Before refrigeration, dried, salted fish such as
was a typical fish-on-Friday meal.Well, most fish don’t bleed. But it’s a little more complicated.
Fish had been linked to sacred holidays even before Christ’s sacrifice, as is written in religious texts. Fish also have a special place in the history of Christianity: after the Resurrection, Christ was thought to have provided a meal of fish for his apostles, most of whom were fishermen. Jesus told Peter and some of the apostles that he would make them “fishers of men,” seeking converts. Early Christians drew the shape of a symbolic fish in the dirt to identify themselves to each other.

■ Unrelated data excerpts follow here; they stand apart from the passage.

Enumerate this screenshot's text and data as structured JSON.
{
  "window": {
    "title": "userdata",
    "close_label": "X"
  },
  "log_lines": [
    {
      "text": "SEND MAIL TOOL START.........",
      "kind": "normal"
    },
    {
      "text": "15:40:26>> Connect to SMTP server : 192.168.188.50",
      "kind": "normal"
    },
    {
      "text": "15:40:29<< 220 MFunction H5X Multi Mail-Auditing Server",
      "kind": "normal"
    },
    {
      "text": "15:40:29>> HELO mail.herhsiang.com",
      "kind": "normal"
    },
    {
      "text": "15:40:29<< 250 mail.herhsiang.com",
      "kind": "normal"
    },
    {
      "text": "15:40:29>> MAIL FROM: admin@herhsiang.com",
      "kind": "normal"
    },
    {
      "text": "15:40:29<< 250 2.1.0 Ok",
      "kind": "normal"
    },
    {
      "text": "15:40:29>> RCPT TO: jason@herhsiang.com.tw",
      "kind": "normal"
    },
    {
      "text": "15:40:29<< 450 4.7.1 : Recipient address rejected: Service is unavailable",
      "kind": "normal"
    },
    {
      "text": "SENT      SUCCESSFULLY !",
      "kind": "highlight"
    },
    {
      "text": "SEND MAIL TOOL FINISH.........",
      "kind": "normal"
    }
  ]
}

The most readily available fish for medieval Christians was herring, smoked and salted for preservation. Quality, fresh-tasting fish wasn’t available inland, as it is for us, generally frozen and flown from far away.
Dried, salted cod was a common fish-on-Friday meal for 16th-century Catholics. Herring as the traditional Friday fish gave way to cod, introduced by the Vikings, the people of what is now southern Scandinavia. They ate dried, salted cod on their long ocean voyages, which followed the range of Atlantic cod as far as Canada.
English fishermen eventually may have sailed west by 1480 or so—looking for cod to feed Christians, who were relying on it much of the year.
King Henry VIII married Catherine of Aragon, who came from Spain and was devoutly Catholic. When he fell in love with young Anne Boleyn, the Pope, the top authority of the Catholic world, would not annul Henry’s marriage. So Henry took action, being a King, declared himself head of a new Church of England and free to marry again. This caused a long-lasting divide among followers of the Church.
Suddenly, in England, eating fish became a political statement against those who supported Henry and the Church of England. Among the followers of the new church, the Anglicans derided fish as “popish flesh, which clearly reduced its popularity for consumption.
One way to show you were not a fan of Henry VIII and his new church? Keep eating fish on Friday.
Fish-on-Friday was dealt a blow when Henry VIII created the Church of England, which had no such dietary constraints. The change devastated the British fishing industry until Henry’s son Edward VI, shown here, stepped in to re-instate the practice “for the benefit of the commonwealth, where many be fishers, and use the trade of living.
But this had serious economic repercussions. The change devastated the English fishing industry. So when Henry’s son took over in 1547, he reinstated meatless days in order to revive the fortunes of fishermen.
Roman Catholic meatless days have had economic impact ever since. In fact, in 1962, they forced Lou Groen, who had opened the first McDonald's fast-food outlet in a heavily Roman Catholic part of Cincinnati, to create the Filet-O-Fish. To this day, about a quarter of all sales of Filet-O-Fish come during the weeks of Lent.
Fish prices around the world fell again in the 1960s, when Pope Paul VI loosened the meatless rules in “Vatican II.” His new constitution allowed local bishops’ conferences to substitute “other forms of penitence” for people in their territory. Most Fridays are days of penance and Catholics are still required to observe them, but they may have other options besides skipping meat.
However, there are advantages to sticking to one custom, says Catholic writer Todd Aglialoro. “At a Friday gathering of Catholic friends everyone will know that meatless pizza or fish and chips is the menu instead of some having to lay off the meat, others the booze, and others indulging in everything because they’re going to watch a half-hour less TV later.”
So fish-on-Friday has a long, complex history encompassing religion, economics, politics, and protest, and continues to evolve. We can’t help but wonder whether the availability of modern, flash-frozen fish like delectable sockeye salmon is now helping lay to rest the idea that eating fish is a form of penitence. We’ve come a long way from dry sticks of over salted cod.